When he first saw the medicine bottles hidden in the back of the kitchen cabinets, he closed the door quickly, as if to shut out all memory of them. And indeed, it seemed as if he had, for he did not remember them again until he had come down during the night looking for her. She always brought up glasses of water for them before bed, but that night she gone downstairs and not reappeared. He saw her crushing the little pills, dumping them into one of the glasses. She turned at the sound of his voice, something flashing through her eyes at the moment she saw him. He was worried, but she quickly reassured him it was nothing, that she was just taking some painkillers for her back. After all, age was catching up to her. She finished with the pills, put the bottles carefully in the back of the cabinet, and carried the glasses upstairs.
It took him longer to go upstairs now. When he made it into the bedroom, she had already gotten into bed with her glass, sipping it. His glass sat on his bedside table. He picked it up and drank. She had finished her glass, but he still kept a close eye on her for the rest of the night.
He noticed she began forgetting things. When she didn’t tell him where she was, he became frantic, even when she had returned with a worried expression, claiming she had told him. He firmly believed she hadn’t. She would forget things they did, like brushing their teeth or showering, ordering him to do it when he thought he already had. She told him her name over and over, as if he was senile and would forget. Even when he actually needed the reminder.
Winter came early. Fall had rushed by, with Jack Frost stepping on its heels. The bite of frost hung heavy in the air, and the wind howled by, scraping its claws against any exposed skin. The two people walked together through the cold. They stopped at the babbling brook. The man looked up at his tree. It had shed its fall coat of colors and revealed bony branches reaching up towards the sky as if to run fingers through the clouds above. From far away the tree simply looked ready for winter. Up close, the tree was dying. The branches were brittle and weak, the bark dust under gentle fingers. The trunk was hollow, parasites eating it from the inside out.
Someone screamed, or perhaps it was his imagination. All became dark and blurry, each moment an hour, each heartbeat a tick of Time’s clock. One fell upon the snow, wheezing for breath, gasping for a precious lungful of crisp air. One reached for a phone, calling for help. His last clear image was the woman reaching out desperately.
When he opened his eyes again, he was underwater. Noises blurred together, volumes low. Distantly, he could hear a steady beeping. He could see shapes upon shapes of white, as if he had stepped into a snow-dusted land. Turning his head, his eyes focused on the familiar woman sitting next to him. He couldn’t remember who she was, where he was, who he was.

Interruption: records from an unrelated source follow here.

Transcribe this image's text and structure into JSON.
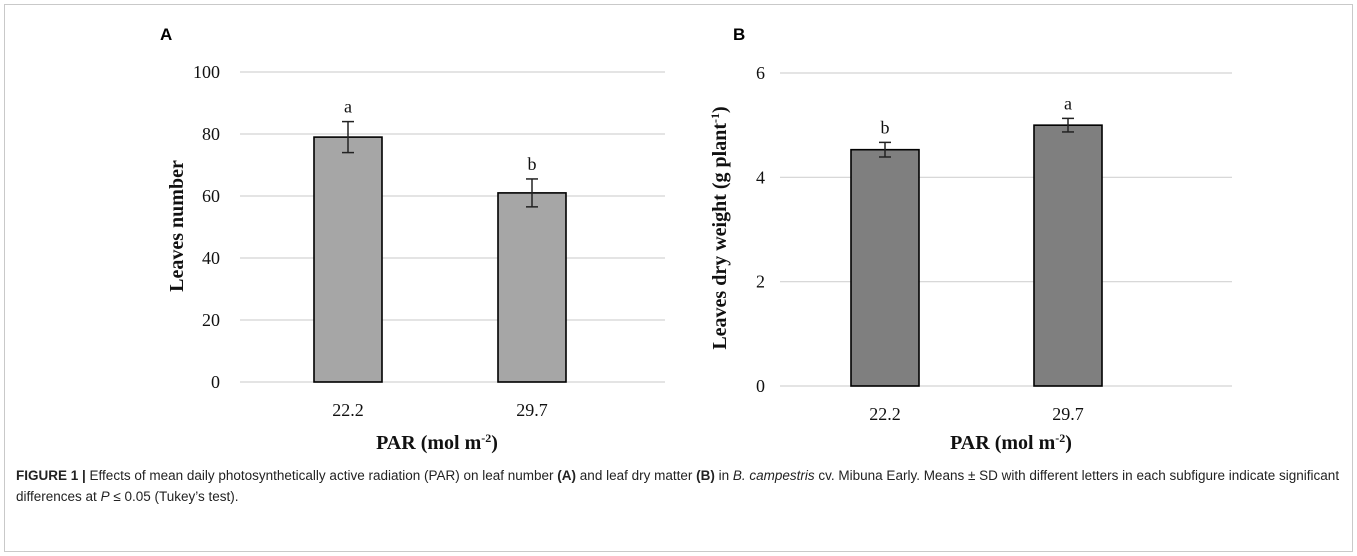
{
  "chart_data": [
    {
      "type": "bar",
      "panel": "A",
      "categories": [
        "22.2",
        "29.7"
      ],
      "values": [
        79.0,
        61.0
      ],
      "error": [
        5.0,
        4.5
      ],
      "significance": [
        "a",
        "b"
      ],
      "xlabel": "PAR (mol m-2)",
      "ylabel": "Leaves number",
      "ylim": [
        0,
        100
      ],
      "yticks": [
        "0",
        "20",
        "40",
        "60",
        "80",
        "100"
      ],
      "bar_color": "#a6a6a6",
      "grid": true
    },
    {
      "type": "bar",
      "panel": "B",
      "categories": [
        "22.2",
        "29.7"
      ],
      "values": [
        4.53,
        5.0
      ],
      "error": [
        0.14,
        0.13
      ],
      "significance": [
        "b",
        "a"
      ],
      "xlabel": "PAR (mol m-2)",
      "ylabel": "Leaves dry weight (g plant-1)",
      "ylim": [
        0,
        6
      ],
      "yticks": [
        "0",
        "2",
        "4",
        "6"
      ],
      "bar_color": "#7f7f7f",
      "grid": true
    }
  ],
  "axis_text": {
    "par_prefix": "PAR (mol m",
    "par_sup": "-2",
    "par_suffix": ")",
    "a_ylabel": "Leaves number",
    "b_ylabel_prefix": "Leaves dry weight (g plant",
    "b_ylabel_sup": "-1",
    "b_ylabel_suffix": ")"
  },
  "caption": {
    "lead": "FIGURE 1 |",
    "t1": " Effects of mean daily photosynthetically active radiation (PAR) on leaf number ",
    "b1": "(A)",
    "t2": " and leaf dry matter ",
    "b2": "(B)",
    "t3": " in ",
    "i1": "B. campestris",
    "t4": " cv. Mibuna Early. Means ± SD with different letters in each subfigure indicate significant differences at ",
    "i2": "P",
    "t5": " ≤ 0.05 (Tukey’s test)."
  }
}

She blinked and smiled through the tears running down her face. She told him she was his wife. She stroked his head and held his hand. She told him that the medicines hadn’t been working and that the Alzheimer’s had gotten worse. She told him that their time was almost up. She told him that she loved him. Her voice shook. He closed his eyes, submitting to something heavier than sleep as her voice rang through the darkness.
“Meet me at the tree in the park. I’ll be waiting.”
And when he opened his eyes again, his wife was standing right in front of him. They were suddenly young again. Smiling, she embraced him. Together, they sat under their tree, now strong and healthy with flowers blooming, as the sunset’s last rays washed over them, plunging them into a beautiful night.